> Once human industry kicks in it necessarily frustrates the Darwinian
> 'survival of the fittest'.
This is a gross misrepresentation of the Darwinian notion of evolution, and Darwin never used this phrase to describe evolutionary processes (the social Darwinist hack Herbert Spencer coined the odious term). With all due respect, it's clear that you don't understand the basic principles of evolutionary theory.
>
> Medical science would only be the most extreme example of the way that human
> society favours the life and reproduction of individuals that would in a
> natural state, not survive. Not to put too fine a point on it, something
> like nine tenths of the species simply would not be with us, but for
> industry. That means that the majority of the species owe their biological
> existence to nurture, not nature.
Sure, but that's irrelevant your claim. Nine-tenths of us could disappear if a virulent incurable disease rapidly infected the world's population. Would that be evidence that evolution is irrelevant? Similarly, demonstrating that sociocultural factors can extend life or the number of people on the planet is not evidence that evolution doesn't matter anymore; it just means that evolution can't explain everything.

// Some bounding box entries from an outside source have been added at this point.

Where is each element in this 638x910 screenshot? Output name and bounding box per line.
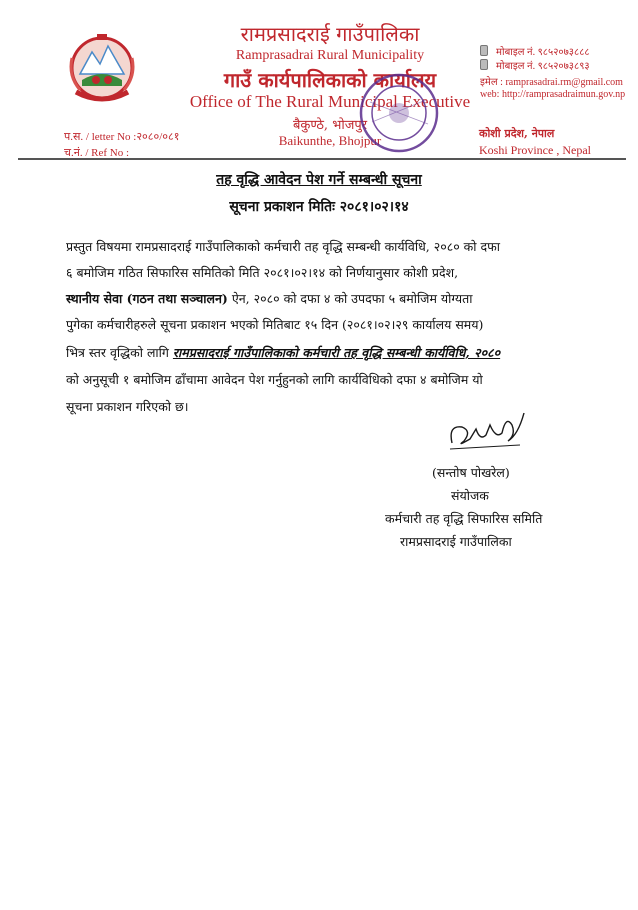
contact-mobile-2 — [480, 58, 590, 72]
body-line-7: सूचना प्रकाशन गरिएको छ। — [66, 399, 189, 414]
act-name-bold: स्थानीय सेवा (गठन तथा सञ्चालन) — [66, 291, 228, 306]
signatory-name: (सन्तोष पोखरेल) — [432, 465, 510, 480]
phone-icon — [480, 45, 488, 56]
province-english: Koshi Province , Nepal — [479, 143, 591, 157]
address-nepali: बैकुण्ठे, भोजपुर — [292, 118, 368, 133]
contact-web: web: http://ramprasadraimun.gov.np — [480, 89, 626, 100]
nepal-government-emblem-icon — [66, 28, 138, 110]
body-line-1: प्रस्तुत विषयमा रामप्रसादराई गाउँपालिकाको कर्मचारी तह वृद्धि सम्बन्धी कार्यविधि, २०८० को दफा — [66, 239, 501, 254]
notice-publish-date: सूचना प्रकाशन मितिः २०८१।०२।१४ — [229, 199, 409, 215]
signatory-role: संयोजक — [451, 488, 489, 503]
address-english: Baikunthe, Bhojpur — [278, 133, 382, 148]
procedure-name-emphasis: रामप्रसादराई गाउँपालिकाको कर्मचारी तह वृद्धि सम्बन्धी कार्यविधि, २०८० — [172, 345, 501, 360]
office-name-english: Office of The Rural Municipal Executive — [189, 92, 471, 111]
body-line-3 — [66, 290, 473, 307]
contact-email: इमेल : ramprasadrai.rm@gmail.com — [480, 77, 623, 88]
body-line-3-rest: ऐन, २०८० को दफा ४ को उपदफा ५ बमोजिम योग्यता — [227, 291, 473, 306]
mobile-1-text: मोबाइल नं. ९८५२०७३८८८ — [496, 47, 590, 58]
header-divider — [18, 158, 626, 160]
body-line-4: पुगेका कर्मचारीहरुले सूचना प्रकाशन भएको मितिबाट १५ दिन (२०८१।०२।२९ कार्यालय समय) — [66, 317, 484, 332]
body-line-5 — [66, 344, 500, 361]
municipality-name-nepali: रामप्रसादराई गाउँपालिका — [240, 22, 420, 46]
notice-title: तह वृद्धि आवेदन पेश गर्ने सम्बन्धी सूचना — [216, 172, 422, 188]
body-line-2: ६ बमोजिम गठित सिफारिस समितिको मिति २०८१।०२।१४ को निर्णयानुसार कोशी प्रदेश, — [66, 265, 459, 280]
office-name-nepali: गाउँ कार्यपालिकाको कार्यालय — [223, 68, 437, 92]
body-line-6: को अनुसूची १ बमोजिम ढाँचामा आवेदन पेश गर्नुहुनको लागि कार्यविधिको दफा ४ बमोजिम यो — [66, 372, 483, 387]
letter-number: प.स. / letter No :२०८०/०८१ — [64, 131, 180, 143]
municipality-name-english: Ramprasadrai Rural Municipality — [235, 48, 425, 63]
mobile-2-text: मोबाइल नं. ९८५२०७३८९३ — [496, 61, 590, 72]
body-line-5-start: भित्र स्तर वृद्धिको लागि — [66, 345, 173, 360]
reference-number: च.नं. / Ref No : — [64, 147, 130, 159]
signatory-organization: रामप्रसादराई गाउँपालिका — [400, 534, 512, 549]
province-nepali: कोशी प्रदेश, नेपाल — [479, 127, 555, 140]
handwritten-signature — [446, 405, 530, 455]
signatory-committee: कर्मचारी तह वृद्धि सिफारिस समिति — [385, 511, 543, 526]
phone-icon — [480, 59, 488, 70]
contact-mobile-1 — [480, 44, 590, 58]
office-seal-stamp — [358, 72, 440, 154]
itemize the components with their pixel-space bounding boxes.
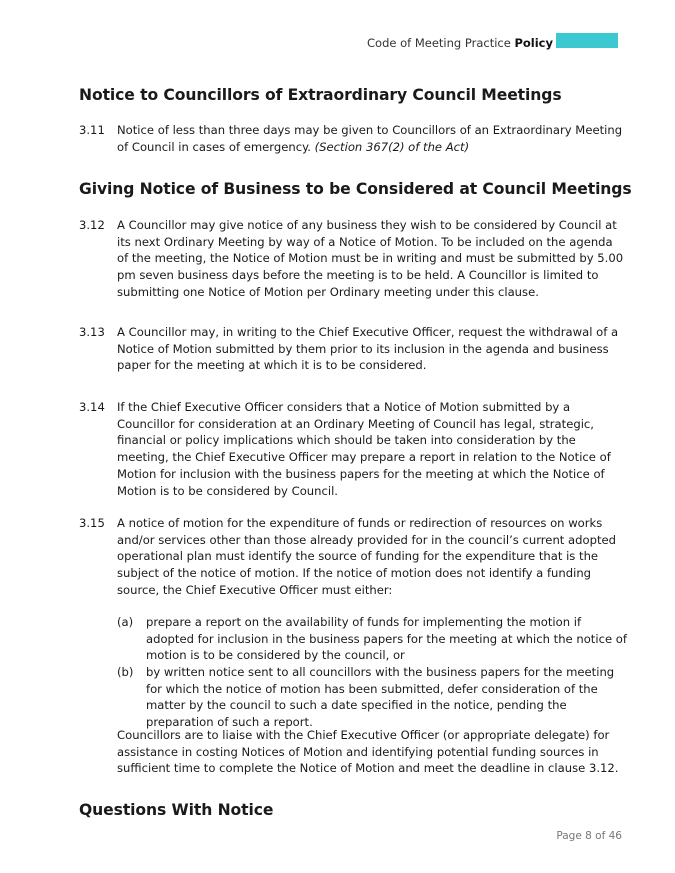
clause-3-11 (79, 122, 624, 155)
header-accent-bar (556, 33, 618, 48)
clause-text: A Councillor may give notice of any business they wish to be considered by Council at its next Ordinary Meeting by way of a Notice of Motion. To be included on the agenda of the meeting, the Notice of Motion must be in writing and must be submitted by 5.00 pm seven business days before the meeting is to be held. A Councillor is limited to submitting one Notice of Motion per Ordinary meeting under this clause. (117, 218, 624, 299)
clause-number: 3.15 (79, 516, 105, 530)
clause-number: 3.14 (79, 400, 105, 414)
section-heading-questions-with-notice: Questions With Notice (79, 801, 274, 819)
clause-text: A Councillor may, in writing to the Chief Executive Officer, request the withdrawal of a Notice of Motion submitted by them prior to its inclusion in the agenda and business paper for the meeting at which it is to be considered. (117, 325, 619, 373)
clause-text: Notice of less than three days may be given to Councillors of an Extraordinary Meeting of Council in cases of emergency. (Section 367(2) of the Act) (117, 123, 623, 154)
sub-item-label: (a) (117, 615, 134, 629)
page-number: Page 8 of 46 (556, 830, 622, 842)
clause-3-14 (79, 399, 624, 499)
page-header (367, 34, 618, 51)
clause-number: 3.11 (79, 123, 105, 137)
document-title-bold: Policy (514, 35, 553, 50)
sub-item-text: prepare a report on the availability of funds for implementing the motion if adopted for inclusion in the business papers for the meeting at which the notice of motion is to be considered by the council, or (146, 615, 627, 663)
sub-item-b (117, 664, 629, 731)
sub-item-label: (b) (117, 665, 134, 679)
clause-text: If the Chief Executive Officer considers that a Notice of Motion submitted by a Councillor for consideration at an Ordinary Meeting of Council has legal, strategic, financial or policy implications which should be taken into consideration by the meeting, the Chief Executive Officer may prepare a report in relation to the Notice of Motion for inclusion with the business papers for the meeting at which the Notice of Motion is to be considered by Council. (117, 400, 611, 498)
clause-3-15-closing: Councillors are to liaise with the Chief Executive Officer (or appropriate delegate) for assistance in costing Notices of Motion and identifying potential funding sources in sufficient time to complete the Notice of Motion and meet the deadline in clause 3.12. (117, 728, 619, 776)
clause-text: A notice of motion for the expenditure of funds or redirection of resources on works and/or services other than those already provided for in the council’s current adopted operational plan must identify the source of funding for the expenditure that is the subject of the notice of motion. If the notice of motion does not identify a funding source, the Chief Executive Officer must either: (117, 516, 616, 597)
clause-number: 3.12 (79, 218, 105, 232)
clause-citation: (Section 367(2) of the Act) (314, 139, 470, 154)
clause-3-15 (79, 515, 624, 599)
section-heading-extraordinary-meetings: Notice to Councillors of Extraordinary Council Meetings (79, 86, 562, 104)
clause-3-12 (79, 217, 624, 301)
document-title: Code of Meeting Practice Policy (367, 35, 553, 50)
section-heading-giving-notice: Giving Notice of Business to be Considered at Council Meetings (79, 180, 632, 198)
clause-3-13 (79, 324, 624, 374)
sub-item-text: by written notice sent to all councillors with the business papers for the meeting for which the notice of motion has been submitted, defer consideration of the matter by the council to such a date specified in the notice, pending the preparation of such a report. (146, 665, 615, 730)
sub-item-a (117, 614, 629, 664)
clause-number: 3.13 (79, 325, 105, 339)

Moreover, as andie will be quick to point out if he's monitoring the thread, the nature/nurture dichotomy is tired, simplistic, and misleading. All notable human characteristics are produced by the complex interaction of genetic instructions expressed in varied environments. Is it impossible to assess the discrete impact of "nature" or "nurture" on most important human characteristics. --My advice: get thee to Gould's Structure of Evolutionary Theory!